Ayer en el Colegio Mayor Argentino de aquí, de Madrid, se proyectó la película "Verdades Verdaderas, La vida de Estela", de Nicolás Gil Lavedra.
Estuvieron presentes, Nicolás, su director; Claudia, la hija de Estela y Ella, Estela.
La película me gustó mucho, me resultó familiar, sencilla, cotidiana, retrata una familia típica argentina que un día una terrible desgracia, la desaparición y asesinato de una de las hijas Carlotto en manos de la ultima dictadura argentina, amenaza con sumergirla completamente en un profundo dolor.
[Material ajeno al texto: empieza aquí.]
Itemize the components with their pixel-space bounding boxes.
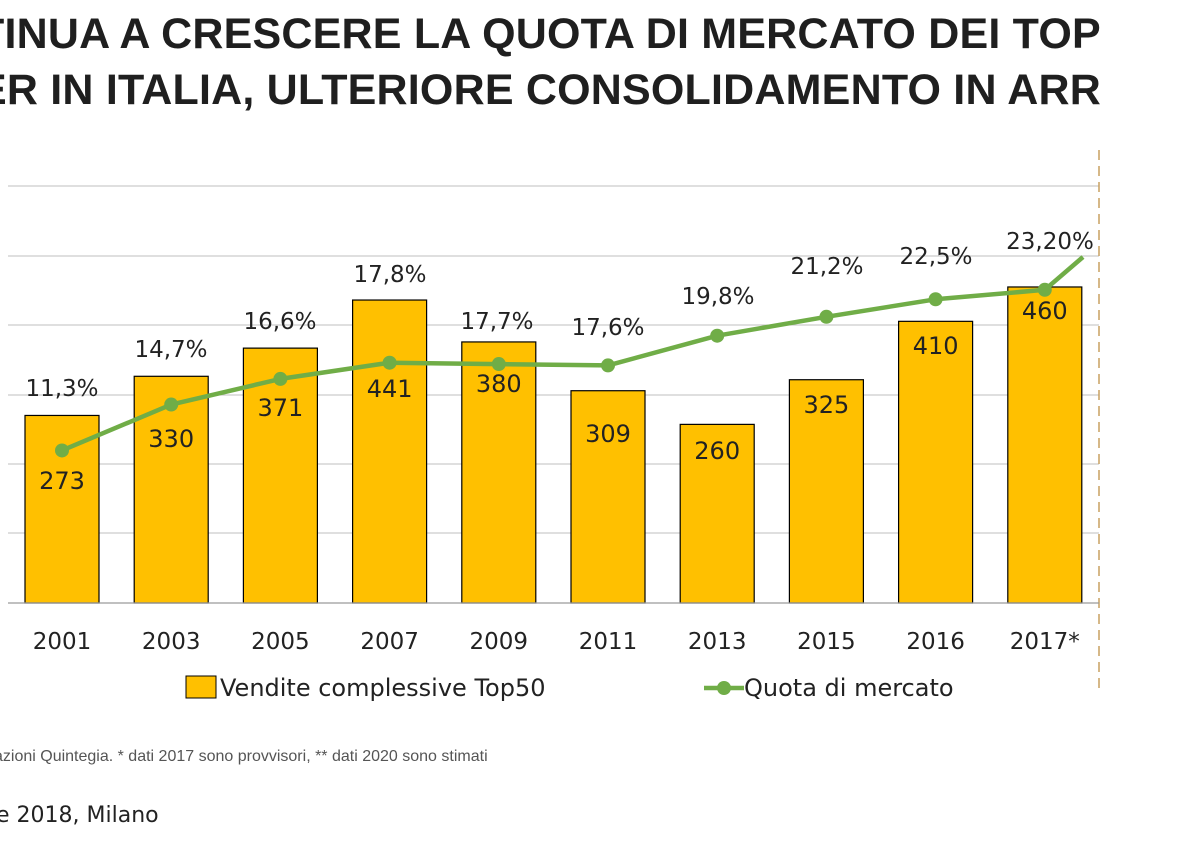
line-value-label: 23,20% xyxy=(1006,229,1094,255)
bar-value-label: 325 xyxy=(803,391,849,419)
bar-value-label: 441 xyxy=(367,375,413,403)
bar xyxy=(461,341,537,604)
legend: Vendite complessive Top50 Quota di merca… xyxy=(185,674,954,702)
bar-value-label: 371 xyxy=(257,394,303,422)
x-tick-label: 2017* xyxy=(1010,629,1080,655)
bar-value-label: 273 xyxy=(39,467,85,495)
x-tick-label: 2009 xyxy=(470,629,529,655)
line-value-label: 17,6% xyxy=(571,315,644,341)
bar-value-label: 330 xyxy=(148,425,194,453)
line-point xyxy=(710,328,725,343)
x-tick-label: 2005 xyxy=(251,629,310,655)
legend-bar-label: Vendite complessive Top50 xyxy=(220,674,545,702)
bar-series xyxy=(24,286,1083,604)
line-point xyxy=(273,371,288,386)
line-series xyxy=(55,255,1085,458)
title-line-1: TINUA A CRESCERE LA QUOTA DI MERCATO DEI… xyxy=(0,10,1101,58)
footnote: azioni Quintegia. * dati 2017 sono provv… xyxy=(0,748,488,765)
title-line-2: ER IN ITALIA, ULTERIORE CONSOLIDAMENTO I… xyxy=(0,66,1102,114)
line-point xyxy=(55,443,69,458)
x-tick-label: 2015 xyxy=(797,629,856,655)
legend-line-marker xyxy=(717,681,731,695)
legend-bar-swatch xyxy=(185,675,217,699)
line-value-label: 14,7% xyxy=(134,337,207,363)
line-value-label: 19,8% xyxy=(681,284,754,310)
x-tick-label: 2007 xyxy=(360,629,419,655)
line-point xyxy=(928,292,943,307)
bar xyxy=(570,390,646,604)
line-point xyxy=(382,355,397,370)
bar-value-labels: 273 330 371 441 380 309 260 325 410 460 xyxy=(39,297,1068,495)
bar-value-label: 460 xyxy=(1022,297,1068,325)
line-value-label: 22,5% xyxy=(899,244,972,270)
line-value-label: 17,7% xyxy=(460,309,533,335)
x-tick-label: 2003 xyxy=(142,629,201,655)
line-value-label: 11,3% xyxy=(25,376,98,402)
bar-value-label: 260 xyxy=(694,437,740,465)
x-tick-label: 2011 xyxy=(579,629,638,655)
line-point xyxy=(819,309,834,324)
line-value-labels: 11,3% 14,7% 16,6% 17,8% 17,7% 17,6% 19,8% 21,2%… xyxy=(25,229,1093,402)
bar xyxy=(679,423,755,604)
x-tick-label: 2013 xyxy=(688,629,747,655)
slide-title: TINUA A CRESCERE LA QUOTA DI MERCATO DEI… xyxy=(0,6,1199,118)
line-value-label: 17,8% xyxy=(353,262,426,288)
bar xyxy=(352,299,428,604)
bar-value-label: 380 xyxy=(476,370,522,398)
legend-line-label: Quota di mercato xyxy=(744,674,954,702)
bar xyxy=(897,320,974,604)
line-point xyxy=(1037,282,1052,297)
bar xyxy=(1007,286,1083,604)
line-value-label: 16,6% xyxy=(243,309,316,335)
line-point xyxy=(601,358,615,373)
line-value-label: 21,2% xyxy=(790,254,863,280)
x-tick-label: 2001 xyxy=(33,629,92,655)
x-tick-label: 2016 xyxy=(906,629,965,655)
line-point xyxy=(164,397,179,412)
bar xyxy=(788,379,865,604)
bar-value-label: 309 xyxy=(585,420,631,448)
x-tick-labels: 2001 2003 2005 2007 2009 2011 2013 2015 2016 2017… xyxy=(33,629,1080,655)
bar xyxy=(242,347,318,604)
source-note: e 2018, Milano xyxy=(0,803,159,828)
line-point xyxy=(491,357,506,372)
bar-value-label: 410 xyxy=(913,332,959,360)
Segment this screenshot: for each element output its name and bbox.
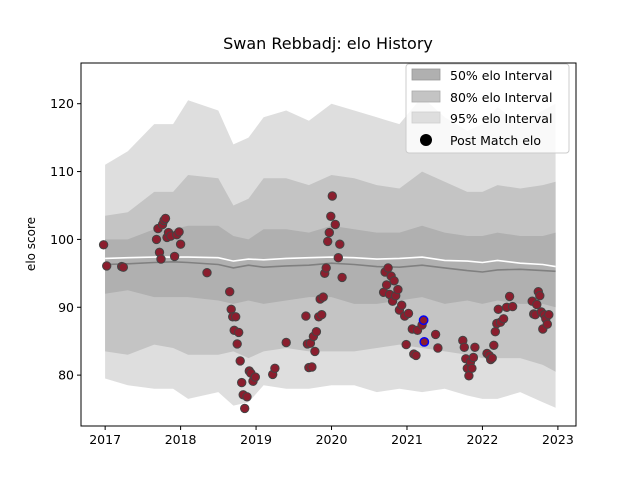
data-point bbox=[330, 219, 340, 230]
data-point bbox=[401, 339, 411, 350]
data-point bbox=[118, 262, 129, 272]
data-point bbox=[301, 311, 311, 321]
data-point bbox=[468, 352, 479, 363]
data-point bbox=[433, 343, 443, 353]
data-point bbox=[389, 276, 399, 286]
data-point bbox=[234, 327, 244, 338]
axes: 2017 2018 2019 2020 2021 2022 2023 80 90 100 110 12… bbox=[50, 62, 577, 447]
data-point bbox=[411, 350, 421, 361]
legend-label-post-match: Post Match elo bbox=[450, 133, 541, 148]
x-tick-label: 2022 bbox=[467, 432, 499, 447]
data-point bbox=[240, 403, 250, 414]
y-tick-label: 80 bbox=[58, 368, 74, 383]
y-tick-label: 110 bbox=[50, 164, 74, 179]
data-point bbox=[281, 337, 291, 348]
interval-bands bbox=[105, 96, 556, 408]
data-point bbox=[323, 236, 333, 247]
post-match-points bbox=[98, 191, 554, 414]
data-point bbox=[270, 363, 280, 373]
data-point bbox=[470, 342, 480, 352]
data-point bbox=[335, 239, 345, 249]
data-point bbox=[467, 363, 477, 373]
data-point bbox=[231, 312, 241, 322]
data-point bbox=[174, 227, 184, 237]
x-tick-label: 2021 bbox=[391, 432, 423, 447]
data-point bbox=[232, 339, 242, 349]
data-point bbox=[156, 254, 166, 264]
data-point bbox=[317, 310, 327, 320]
highlighted-data-point bbox=[419, 336, 430, 347]
data-point bbox=[504, 291, 515, 302]
trend-lines bbox=[105, 256, 556, 273]
data-point bbox=[237, 377, 247, 388]
data-point bbox=[333, 253, 343, 263]
data-point bbox=[542, 319, 552, 329]
data-point bbox=[459, 342, 469, 352]
x-tick-label: 2017 bbox=[89, 432, 121, 447]
data-point bbox=[160, 213, 171, 224]
legend-swatch-80 bbox=[411, 90, 441, 103]
data-point bbox=[337, 272, 347, 283]
data-point bbox=[225, 287, 235, 297]
legend-frame bbox=[405, 63, 570, 154]
data-point bbox=[102, 261, 112, 271]
data-point bbox=[381, 280, 392, 290]
data-point bbox=[489, 340, 499, 350]
plot-frame bbox=[80, 62, 577, 427]
data-point bbox=[311, 327, 322, 337]
data-point bbox=[242, 392, 252, 402]
legend-label-50: 50% elo Interval bbox=[450, 68, 552, 83]
data-point bbox=[226, 304, 236, 314]
data-point bbox=[175, 239, 186, 249]
data-point bbox=[307, 362, 317, 372]
data-point bbox=[532, 299, 542, 310]
data-point bbox=[397, 300, 407, 310]
x-tick-label: 2020 bbox=[316, 432, 348, 447]
data-point bbox=[393, 284, 403, 295]
data-point bbox=[169, 251, 180, 262]
data-point bbox=[490, 327, 500, 337]
data-point bbox=[493, 304, 503, 314]
data-point bbox=[318, 292, 328, 302]
data-point bbox=[544, 310, 554, 320]
legend: 50% elo Interval 80% elo Interval 95% el… bbox=[405, 63, 570, 154]
data-point bbox=[321, 263, 331, 273]
x-tick-label: 2019 bbox=[240, 432, 272, 447]
data-point bbox=[310, 346, 320, 357]
legend-marker-post-match bbox=[420, 134, 432, 146]
data-point bbox=[326, 211, 336, 222]
y-tick-label: 100 bbox=[50, 232, 74, 247]
mean-elo-line bbox=[105, 256, 556, 268]
y-tick-label: 90 bbox=[58, 300, 74, 315]
data-point bbox=[151, 234, 162, 245]
data-point bbox=[98, 240, 109, 250]
data-point bbox=[403, 308, 414, 319]
data-point bbox=[430, 329, 441, 340]
data-point bbox=[327, 191, 337, 201]
legend-label-80: 80% elo Interval bbox=[450, 90, 552, 105]
data-point bbox=[487, 353, 497, 363]
highlighted-data-point bbox=[418, 315, 429, 326]
data-point bbox=[202, 268, 212, 278]
median-elo-line bbox=[105, 260, 556, 273]
data-point bbox=[507, 301, 518, 312]
x-tick-label: 2018 bbox=[165, 432, 197, 447]
chart-title: Swan Rebbadj: elo History bbox=[223, 34, 433, 53]
data-point bbox=[535, 291, 545, 301]
x-tick-label: 2023 bbox=[542, 432, 574, 447]
data-point bbox=[250, 372, 261, 382]
data-point bbox=[383, 263, 393, 273]
data-point bbox=[235, 356, 245, 366]
data-point bbox=[498, 314, 509, 324]
legend-swatch-95 bbox=[411, 111, 441, 124]
legend-label-95: 95% elo Interval bbox=[450, 111, 552, 126]
legend-swatch-50 bbox=[411, 68, 441, 81]
y-tick-label: 120 bbox=[50, 96, 74, 111]
y-axis-label: elo score bbox=[24, 217, 38, 271]
data-point bbox=[324, 227, 334, 238]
Y si, el dolor es inmenso, la ausencia irreparable.
Pero la sospecha primero y la certeza después que de aquel encierro en el que Laura pasó sus últimos meses de vida había surgido una vida, Guido, transformó la angustia en fortaleza, el desamparo y la soledad en unión con otras historias de pérdida y convirtió a Estela en la mujer que hoy vemos: serena y sólida presencia, calidez y convicción, incansable abuela, que después de 35 años busca a su nieto, a todos los demás bebés apropiados y que en esa búsqueda todxs lxs argentinxs nos encontramos con gran orgullo y paz.